In an update, the Legislative Fiscal Office said the budget may be $12 million or more short of the funding needed. The Jindal administration, which negotiated the privatization contracts, disagrees with the assessment.

These types of funding question marks aren't necessarily unusual. The state's operating budget is tied to a series of assumptions about tax collections, oil and gas prices, fees paid and a litany of other revenue streams.

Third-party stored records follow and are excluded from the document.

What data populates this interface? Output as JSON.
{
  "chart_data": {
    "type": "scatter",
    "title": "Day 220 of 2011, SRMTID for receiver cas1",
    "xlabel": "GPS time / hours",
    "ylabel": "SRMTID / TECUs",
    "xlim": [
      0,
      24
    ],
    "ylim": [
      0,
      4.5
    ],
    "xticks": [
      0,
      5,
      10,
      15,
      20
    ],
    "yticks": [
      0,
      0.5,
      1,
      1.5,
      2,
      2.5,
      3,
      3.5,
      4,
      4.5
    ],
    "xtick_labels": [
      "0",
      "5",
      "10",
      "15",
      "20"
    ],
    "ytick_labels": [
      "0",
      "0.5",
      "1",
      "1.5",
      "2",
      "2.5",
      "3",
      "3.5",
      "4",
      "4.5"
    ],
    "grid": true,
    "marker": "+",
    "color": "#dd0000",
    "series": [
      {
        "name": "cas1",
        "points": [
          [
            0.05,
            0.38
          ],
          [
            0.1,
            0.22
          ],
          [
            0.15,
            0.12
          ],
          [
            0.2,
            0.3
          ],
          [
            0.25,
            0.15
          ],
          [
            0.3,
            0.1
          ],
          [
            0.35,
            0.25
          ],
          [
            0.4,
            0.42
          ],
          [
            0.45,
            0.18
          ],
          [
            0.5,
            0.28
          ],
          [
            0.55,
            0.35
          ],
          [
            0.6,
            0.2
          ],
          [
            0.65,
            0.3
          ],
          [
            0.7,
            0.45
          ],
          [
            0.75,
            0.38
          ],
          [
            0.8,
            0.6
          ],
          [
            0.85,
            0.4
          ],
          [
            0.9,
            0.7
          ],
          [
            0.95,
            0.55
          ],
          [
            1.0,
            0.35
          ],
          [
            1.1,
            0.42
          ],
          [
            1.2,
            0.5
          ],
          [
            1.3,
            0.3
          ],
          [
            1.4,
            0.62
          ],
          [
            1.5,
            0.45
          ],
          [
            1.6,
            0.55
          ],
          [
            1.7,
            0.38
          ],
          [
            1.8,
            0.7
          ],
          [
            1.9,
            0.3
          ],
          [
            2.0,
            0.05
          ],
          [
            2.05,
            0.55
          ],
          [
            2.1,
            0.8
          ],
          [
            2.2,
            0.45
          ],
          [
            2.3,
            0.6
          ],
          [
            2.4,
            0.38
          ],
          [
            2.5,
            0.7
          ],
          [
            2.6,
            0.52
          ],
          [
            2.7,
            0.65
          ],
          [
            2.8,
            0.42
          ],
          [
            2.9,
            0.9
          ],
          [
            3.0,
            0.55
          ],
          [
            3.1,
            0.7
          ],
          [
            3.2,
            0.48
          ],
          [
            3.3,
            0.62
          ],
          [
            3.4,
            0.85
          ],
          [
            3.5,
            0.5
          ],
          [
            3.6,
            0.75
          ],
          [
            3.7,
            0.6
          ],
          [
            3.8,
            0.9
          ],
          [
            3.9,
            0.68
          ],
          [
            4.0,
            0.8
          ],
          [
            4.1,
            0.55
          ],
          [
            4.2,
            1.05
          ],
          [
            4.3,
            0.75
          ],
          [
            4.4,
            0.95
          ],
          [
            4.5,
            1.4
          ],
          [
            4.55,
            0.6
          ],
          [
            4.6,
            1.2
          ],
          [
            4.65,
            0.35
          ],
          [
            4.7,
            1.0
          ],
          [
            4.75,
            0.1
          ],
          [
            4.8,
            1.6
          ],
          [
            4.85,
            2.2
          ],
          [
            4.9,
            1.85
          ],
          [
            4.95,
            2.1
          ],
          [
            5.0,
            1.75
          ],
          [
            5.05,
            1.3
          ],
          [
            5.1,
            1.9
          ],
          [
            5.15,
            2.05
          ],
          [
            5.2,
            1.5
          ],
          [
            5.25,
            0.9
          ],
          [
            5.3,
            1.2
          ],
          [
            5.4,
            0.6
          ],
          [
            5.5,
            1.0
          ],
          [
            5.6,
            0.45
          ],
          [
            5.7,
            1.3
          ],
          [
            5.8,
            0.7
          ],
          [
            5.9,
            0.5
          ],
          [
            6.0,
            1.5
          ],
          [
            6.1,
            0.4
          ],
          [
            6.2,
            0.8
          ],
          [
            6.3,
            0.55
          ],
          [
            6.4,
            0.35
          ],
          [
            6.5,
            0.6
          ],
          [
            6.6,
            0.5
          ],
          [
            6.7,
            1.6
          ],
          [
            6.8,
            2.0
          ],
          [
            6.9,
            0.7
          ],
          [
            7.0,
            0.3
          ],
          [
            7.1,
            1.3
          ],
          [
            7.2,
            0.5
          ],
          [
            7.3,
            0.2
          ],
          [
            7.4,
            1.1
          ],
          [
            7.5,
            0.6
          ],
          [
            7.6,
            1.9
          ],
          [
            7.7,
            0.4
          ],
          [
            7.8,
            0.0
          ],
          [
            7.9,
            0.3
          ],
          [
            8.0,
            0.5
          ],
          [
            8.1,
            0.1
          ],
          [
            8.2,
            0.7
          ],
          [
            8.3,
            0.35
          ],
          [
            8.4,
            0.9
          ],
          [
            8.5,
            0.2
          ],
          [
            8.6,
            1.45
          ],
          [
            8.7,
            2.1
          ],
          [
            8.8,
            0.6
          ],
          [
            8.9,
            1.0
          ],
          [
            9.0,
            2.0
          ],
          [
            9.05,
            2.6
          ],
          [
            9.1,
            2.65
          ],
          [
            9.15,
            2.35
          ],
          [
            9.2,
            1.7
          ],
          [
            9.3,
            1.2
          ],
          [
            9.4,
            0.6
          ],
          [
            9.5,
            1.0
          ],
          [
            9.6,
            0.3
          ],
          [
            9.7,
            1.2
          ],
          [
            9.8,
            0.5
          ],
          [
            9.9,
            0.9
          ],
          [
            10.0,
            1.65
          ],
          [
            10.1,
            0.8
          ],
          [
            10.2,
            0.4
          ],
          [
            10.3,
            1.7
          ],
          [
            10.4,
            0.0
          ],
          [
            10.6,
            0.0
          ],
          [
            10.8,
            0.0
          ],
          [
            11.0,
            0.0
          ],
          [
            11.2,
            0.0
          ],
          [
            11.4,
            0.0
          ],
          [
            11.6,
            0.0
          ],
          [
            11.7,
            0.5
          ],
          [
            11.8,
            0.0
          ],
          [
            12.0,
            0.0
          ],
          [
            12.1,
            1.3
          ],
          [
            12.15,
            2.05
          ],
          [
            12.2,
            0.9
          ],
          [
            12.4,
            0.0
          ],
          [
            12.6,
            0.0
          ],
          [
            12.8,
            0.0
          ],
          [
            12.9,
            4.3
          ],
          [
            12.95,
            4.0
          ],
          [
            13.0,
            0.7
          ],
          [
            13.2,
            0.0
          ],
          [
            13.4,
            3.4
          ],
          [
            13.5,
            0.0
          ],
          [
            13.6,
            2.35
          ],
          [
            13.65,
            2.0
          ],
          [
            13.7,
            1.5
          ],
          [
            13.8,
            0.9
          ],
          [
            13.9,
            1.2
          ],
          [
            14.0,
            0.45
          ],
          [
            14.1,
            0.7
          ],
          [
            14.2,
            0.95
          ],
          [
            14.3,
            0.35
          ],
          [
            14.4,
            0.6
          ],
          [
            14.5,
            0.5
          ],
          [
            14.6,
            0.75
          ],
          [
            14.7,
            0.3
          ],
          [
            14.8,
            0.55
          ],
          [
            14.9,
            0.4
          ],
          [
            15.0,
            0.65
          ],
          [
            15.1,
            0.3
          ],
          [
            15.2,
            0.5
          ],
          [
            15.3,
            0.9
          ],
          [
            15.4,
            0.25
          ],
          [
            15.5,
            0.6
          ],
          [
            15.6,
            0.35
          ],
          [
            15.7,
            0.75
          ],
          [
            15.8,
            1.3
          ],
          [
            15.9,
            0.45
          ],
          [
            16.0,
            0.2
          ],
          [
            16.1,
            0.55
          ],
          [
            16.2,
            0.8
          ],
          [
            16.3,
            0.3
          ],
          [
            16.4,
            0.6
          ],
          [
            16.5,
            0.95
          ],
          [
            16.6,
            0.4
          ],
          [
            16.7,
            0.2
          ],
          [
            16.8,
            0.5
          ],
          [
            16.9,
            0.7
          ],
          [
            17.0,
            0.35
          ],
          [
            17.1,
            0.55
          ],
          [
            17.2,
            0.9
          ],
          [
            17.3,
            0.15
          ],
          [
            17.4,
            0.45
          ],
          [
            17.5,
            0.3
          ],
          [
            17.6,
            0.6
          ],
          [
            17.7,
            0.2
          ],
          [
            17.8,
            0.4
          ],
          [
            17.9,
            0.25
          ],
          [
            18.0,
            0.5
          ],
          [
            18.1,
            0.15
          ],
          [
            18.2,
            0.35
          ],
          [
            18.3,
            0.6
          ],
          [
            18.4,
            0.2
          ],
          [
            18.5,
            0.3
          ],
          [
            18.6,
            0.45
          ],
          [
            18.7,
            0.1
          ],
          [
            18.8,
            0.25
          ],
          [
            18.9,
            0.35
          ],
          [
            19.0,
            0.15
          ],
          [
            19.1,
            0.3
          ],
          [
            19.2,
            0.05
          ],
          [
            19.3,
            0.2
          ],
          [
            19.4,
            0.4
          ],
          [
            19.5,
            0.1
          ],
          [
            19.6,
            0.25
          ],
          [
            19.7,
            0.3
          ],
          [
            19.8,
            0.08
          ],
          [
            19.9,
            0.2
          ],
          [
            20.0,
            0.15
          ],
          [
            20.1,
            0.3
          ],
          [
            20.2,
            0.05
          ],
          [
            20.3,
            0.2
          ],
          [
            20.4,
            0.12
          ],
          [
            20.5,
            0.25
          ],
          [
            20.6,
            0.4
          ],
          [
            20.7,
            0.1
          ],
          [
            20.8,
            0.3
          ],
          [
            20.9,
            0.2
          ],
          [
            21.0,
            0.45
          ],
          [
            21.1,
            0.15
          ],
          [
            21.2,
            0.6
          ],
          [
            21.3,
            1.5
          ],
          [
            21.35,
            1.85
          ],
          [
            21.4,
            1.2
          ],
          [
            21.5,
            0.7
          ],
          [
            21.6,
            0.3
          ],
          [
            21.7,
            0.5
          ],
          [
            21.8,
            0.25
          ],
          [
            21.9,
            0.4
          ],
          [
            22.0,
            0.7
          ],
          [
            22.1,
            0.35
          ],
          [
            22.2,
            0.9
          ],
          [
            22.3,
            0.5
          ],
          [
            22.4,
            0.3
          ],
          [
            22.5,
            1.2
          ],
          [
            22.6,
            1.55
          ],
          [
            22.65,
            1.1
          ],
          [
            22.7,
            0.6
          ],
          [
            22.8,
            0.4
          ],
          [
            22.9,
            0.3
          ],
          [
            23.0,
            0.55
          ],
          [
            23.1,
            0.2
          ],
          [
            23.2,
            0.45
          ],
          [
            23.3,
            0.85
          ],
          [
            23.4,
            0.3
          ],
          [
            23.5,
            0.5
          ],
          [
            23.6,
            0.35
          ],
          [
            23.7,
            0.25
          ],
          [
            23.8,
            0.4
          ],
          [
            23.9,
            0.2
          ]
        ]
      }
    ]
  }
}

As budget strains piled up in recent years, however, the Jindal administration has added new wrinkles to the mix: assumptions that property sales would go through on time, that legal settlements still under negotiation would pan out and that savings would be achieved from new and untested programs.

Lawmakers have gone along with many of the budget maneuvers rather than face even deeper cuts than the types they've already made to higher education and health care services.

That leaves them in a near perpetual waiting game each budget year, with fingers crossed that it all works out as projected - or that enough of it works out that they have only minor gaps to fill.

Six months of the fiscal year remain to wait and see. And if it doesn't all fall into place as projected, the Jindal administration and lawmakers have excess money from the tax amnesty program they could use to fill a few gaps.